Can it be done easily without using BeautifulSoup?
Note that in the example, there's only one setid and one docid but the actual file has more than one of those.
Since what you have is an HTML with an appearance like XML, you can't go for XML based tools. In most cases your options were
Implement SAX parser
use BS4 (which you are already doing)
Use lxml
In any case you will end up spending more time and effort and have a bigger code to handle this.
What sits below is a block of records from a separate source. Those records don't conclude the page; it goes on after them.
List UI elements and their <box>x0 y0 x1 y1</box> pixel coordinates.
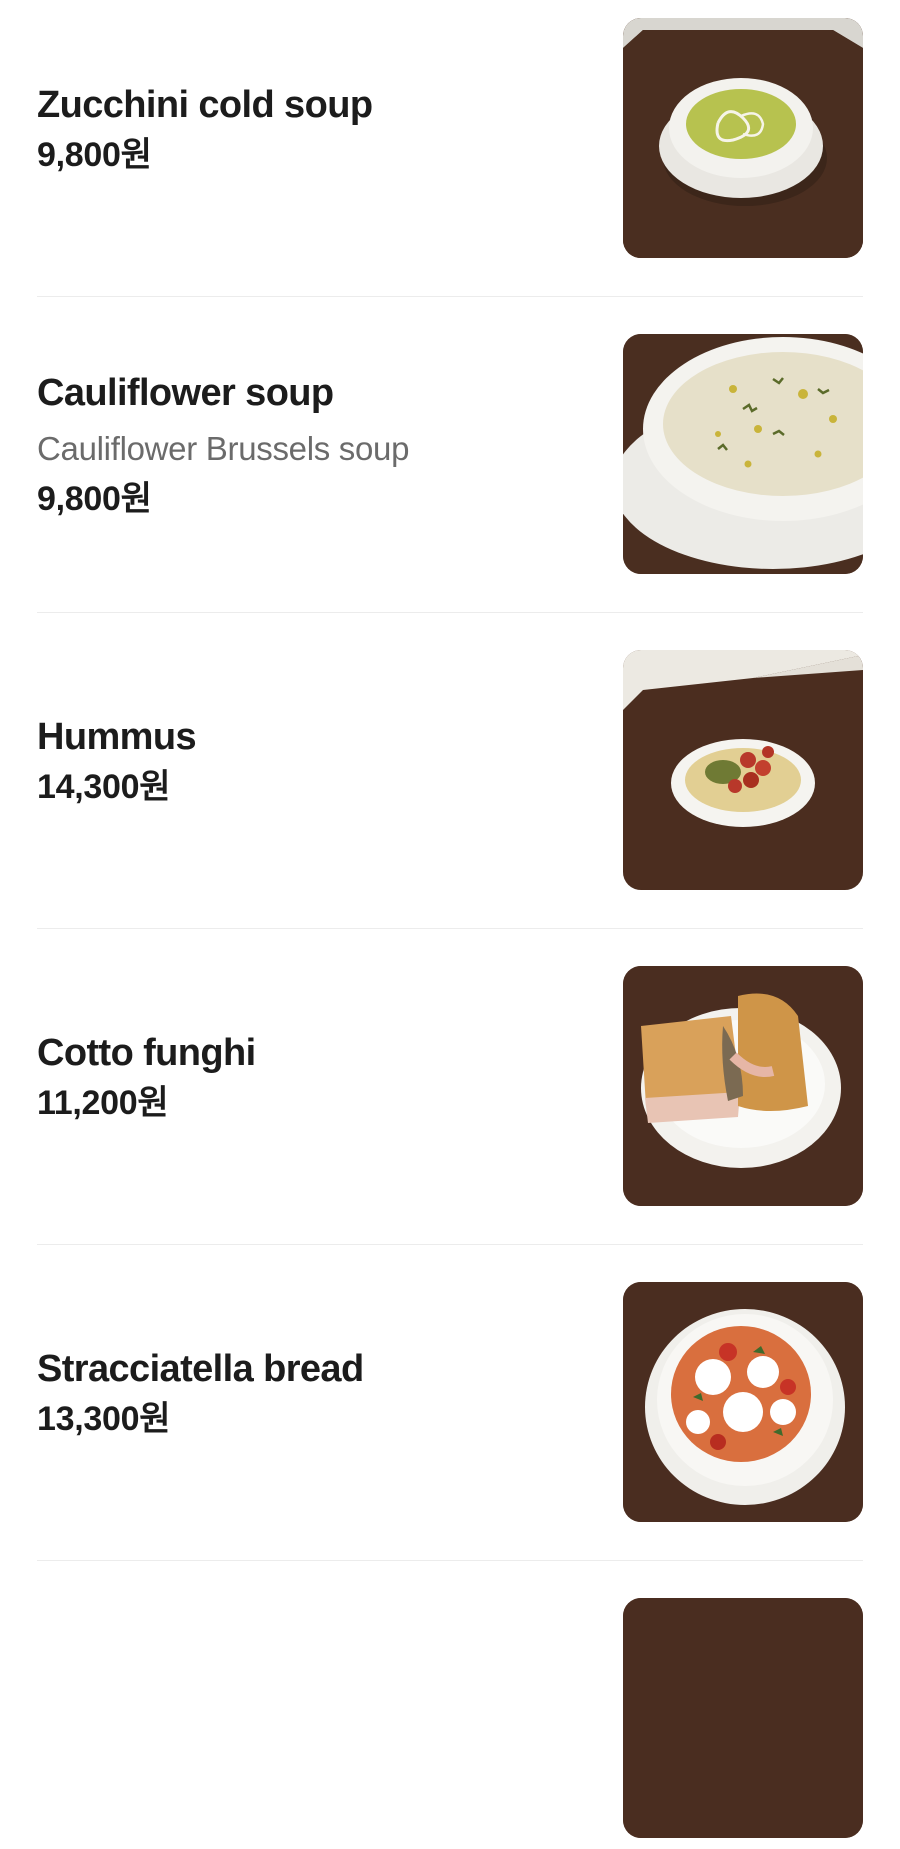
divider <box>37 928 863 929</box>
divider <box>37 1244 863 1245</box>
menu-item-partial[interactable] <box>37 1569 863 1849</box>
zucchini-soup-image <box>623 18 863 258</box>
cauliflower-soup-photo[interactable] <box>623 334 863 574</box>
partial-dish-photo[interactable] <box>623 1598 863 1838</box>
menu-item-name: Cauliflower soup <box>37 372 334 414</box>
cauliflower-soup-image <box>623 334 863 574</box>
hummus-image <box>623 650 863 890</box>
menu-item-hummus[interactable]: Hummus 14,300원 <box>37 621 863 901</box>
menu-item-zucchini-cold-soup[interactable]: Zucchini cold soup 9,800원 <box>37 0 863 269</box>
stracciatella-photo[interactable] <box>623 1282 863 1522</box>
menu-item-text: Zucchini cold soup 9,800원 <box>37 0 597 269</box>
menu-item-text: Cotto funghi 11,200원 <box>37 937 597 1217</box>
sandwich-photo[interactable] <box>623 966 863 1206</box>
menu-item-text: Stracciatella bread 13,300원 <box>37 1253 597 1533</box>
menu-item-price: 9,800원 <box>37 136 152 174</box>
menu-item-name: Hummus <box>37 716 197 758</box>
menu-item-text: Cauliflower soup Cauliflower Brussels so… <box>37 305 597 585</box>
divider <box>37 296 863 297</box>
menu-item-description: Cauliflower Brussels soup <box>37 430 410 467</box>
menu-item-price: 9,800원 <box>37 480 152 518</box>
menu-item-stracciatella-bread[interactable]: Stracciatella bread 13,300원 <box>37 1253 863 1533</box>
menu-item-price: 13,300원 <box>37 1400 171 1438</box>
menu-item-name: Stracciatella bread <box>37 1348 364 1390</box>
stracciatella-image <box>623 1282 863 1522</box>
menu-item-price: 11,200원 <box>37 1084 169 1122</box>
menu-item-name: Zucchini cold soup <box>37 84 373 126</box>
divider <box>37 1560 863 1561</box>
menu-item-text: Hummus 14,300원 <box>37 621 597 901</box>
sandwich-image <box>623 966 863 1206</box>
menu-item-price: 14,300원 <box>37 768 171 806</box>
menu-item-name: Cotto funghi <box>37 1032 256 1074</box>
menu-item-cotto-funghi[interactable]: Cotto funghi 11,200원 <box>37 937 863 1217</box>
menu-item-cauliflower-soup[interactable]: Cauliflower soup Cauliflower Brussels so… <box>37 305 863 585</box>
divider <box>37 612 863 613</box>
partial-dish-image <box>623 1598 863 1838</box>
menu-list: Zucchini cold soup 9,800원 Cauliflower so… <box>0 0 900 1838</box>
hummus-photo[interactable] <box>623 650 863 890</box>
zucchini-soup-photo[interactable] <box>623 18 863 258</box>
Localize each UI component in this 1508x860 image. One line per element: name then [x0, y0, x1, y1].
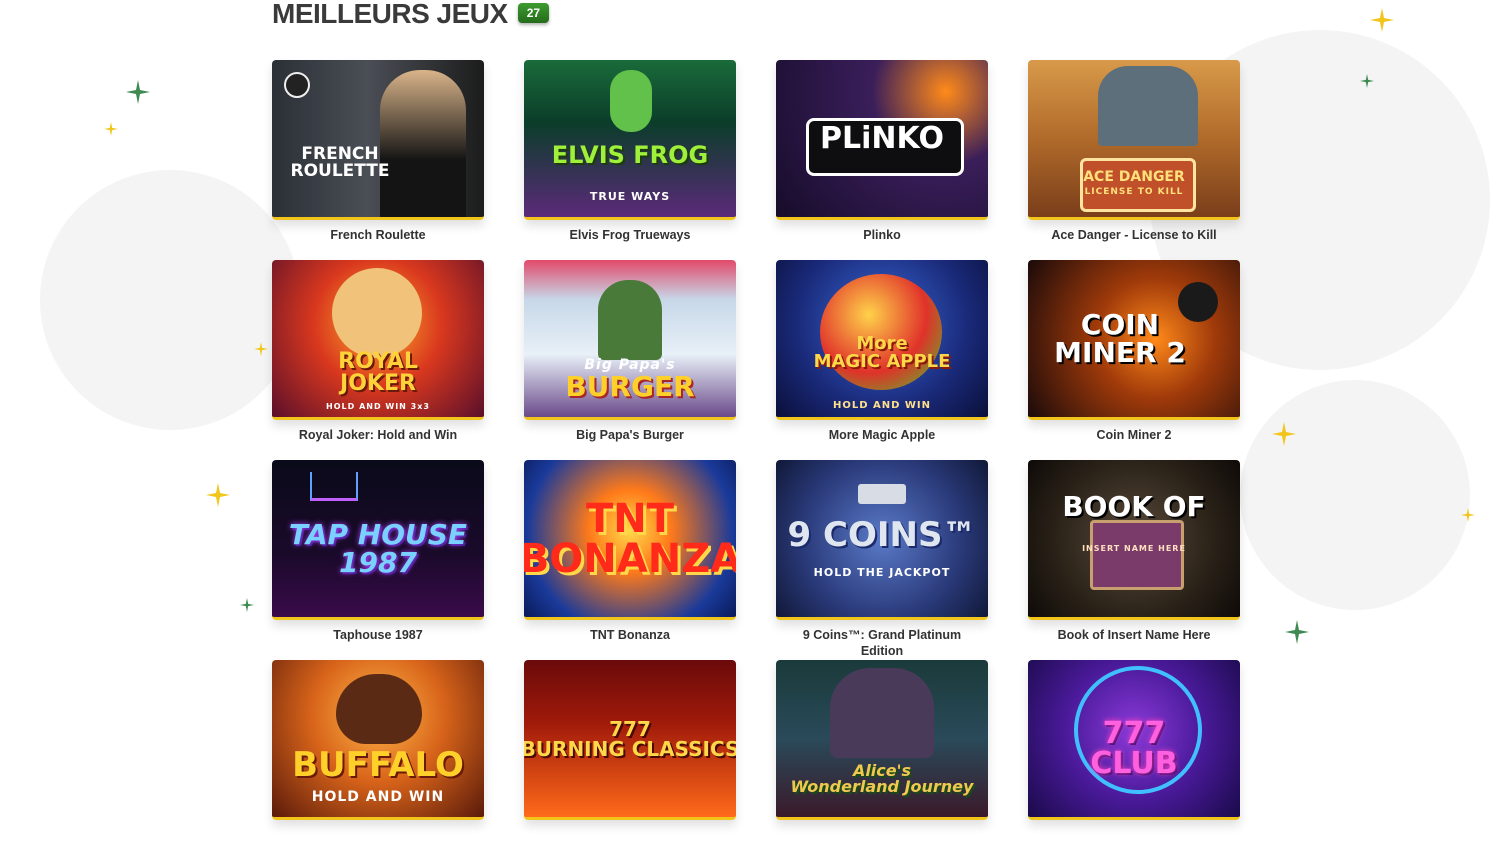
- game-title[interactable]: Coin Miner 2: [1028, 427, 1240, 443]
- game-art-title: 777 CLUB: [1090, 715, 1178, 781]
- game-thumbnail[interactable]: TAP HOUSE 1987: [272, 460, 484, 620]
- apple-graphic: [820, 274, 942, 390]
- game-art-title: 777 BURNING CLASSICS: [524, 716, 736, 761]
- logo-icon: [284, 72, 310, 98]
- game-title[interactable]: Taphouse 1987: [272, 627, 484, 643]
- game-count-badge: 27: [517, 3, 550, 23]
- sparkle-icon: [104, 122, 118, 136]
- game-card-ace-danger[interactable]: ACE DANGER LICENSE TO KILL Ace Danger - …: [1028, 60, 1240, 260]
- game-art-title: BURGER: [565, 369, 695, 403]
- game-card-elvis-frog[interactable]: ELVIS FROG TRUE WAYS Elvis Frog Trueways: [524, 60, 736, 260]
- game-art-title: 9 COINS™: [787, 514, 977, 555]
- game-title[interactable]: 9 Coins™: Grand Platinum Edition: [776, 627, 988, 659]
- game-thumbnail[interactable]: BOOK OF INSERT NAME HERE: [1028, 460, 1240, 620]
- sparkle-icon: [1461, 508, 1475, 522]
- sparkle-icon: [1370, 8, 1394, 32]
- game-title[interactable]: More Magic Apple: [776, 427, 988, 443]
- game-thumbnail[interactable]: BURGER Big Papa's: [524, 260, 736, 420]
- game-art-title: Alice's Wonderland Journey: [790, 760, 974, 796]
- game-title[interactable]: French Roulette: [272, 227, 484, 243]
- platinum-badge: [858, 484, 906, 504]
- game-card-big-papas-burger[interactable]: BURGER Big Papa's Big Papa's Burger: [524, 260, 736, 460]
- game-art-subtitle: TRUE WAYS: [589, 190, 671, 203]
- game-card-taphouse-1987[interactable]: TAP HOUSE 1987 Taphouse 1987: [272, 460, 484, 660]
- game-thumbnail[interactable]: ACE DANGER LICENSE TO KILL: [1028, 60, 1240, 220]
- game-art-title: ACE DANGER: [1083, 168, 1185, 185]
- game-thumbnail[interactable]: 777 BURNING CLASSICS: [524, 660, 736, 820]
- game-card-buffalo[interactable]: BUFFALO HOLD AND WIN: [272, 660, 484, 860]
- game-card-tnt-bonanza[interactable]: TNT BONANZA TNT Bonanza: [524, 460, 736, 660]
- game-thumbnail[interactable]: 9 COINS™ HOLD THE JACKPOT: [776, 460, 988, 620]
- game-title[interactable]: Book of Insert Name Here: [1028, 627, 1240, 643]
- buffalo-head: [336, 674, 422, 744]
- game-thumbnail[interactable]: ROYAL JOKER HOLD AND WIN 3x3: [272, 260, 484, 420]
- game-card-french-roulette[interactable]: FRENCH ROULETTE French Roulette: [272, 60, 484, 260]
- game-thumbnail[interactable]: PLiNKO: [776, 60, 988, 220]
- characters-illustration: [830, 668, 934, 758]
- game-card-777-club[interactable]: 777 CLUB: [1028, 660, 1240, 860]
- game-art-title: ROYAL JOKER: [338, 348, 418, 396]
- game-art-title: More MAGIC APPLE: [813, 332, 951, 372]
- game-card-plinko[interactable]: PLiNKO Plinko: [776, 60, 988, 260]
- cocktail-glass: [310, 472, 358, 501]
- background-shape: [40, 170, 300, 430]
- game-card-alices-wonderland-journey[interactable]: Alice's Wonderland Journey: [776, 660, 988, 860]
- frog-character: [610, 70, 652, 132]
- sparkle-icon: [206, 483, 230, 507]
- game-card-royal-joker[interactable]: ROYAL JOKER HOLD AND WIN 3x3 Royal Joker…: [272, 260, 484, 460]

What you have really sleek and easy. I wouldn't look for another solution if I was you.
PS: What simpler could it be than a 10 liner code!
I don't know if you'll find this simpler, but here's an alternative, using lxml as others have suggested.
Step 1: Convert the XML data into a normalized table (a list of lists)
from lxml import etree
tree = etree.parse('source.xml')
segs = tree.xpath('//seg')
normalized_list = []
for seg in segs:
srcset = seg.getparent().getparent().getparent().attrib['setid']
doc = seg.getparent().getparent().attrib['docid']
normalized_list.append([srcset, doc, seg.attrib['id'], seg.text])
Step 2: Use defaultdict like you did in your original code
d = defaultdict(lambda: defaultdict(dict))
for i in normalized_list:
d[i[0]][i[1]][i[2]] = i[3]
Depending on how you're keeping the source file, you'll have to use one of these methods to parse XML:
tree = etree.parse('source.xml'): when you want to parse a file directly - you won't need StringIO. File is closed automatically by etree.
tree = etree.fromstring(source): where source is a string object, like in your question.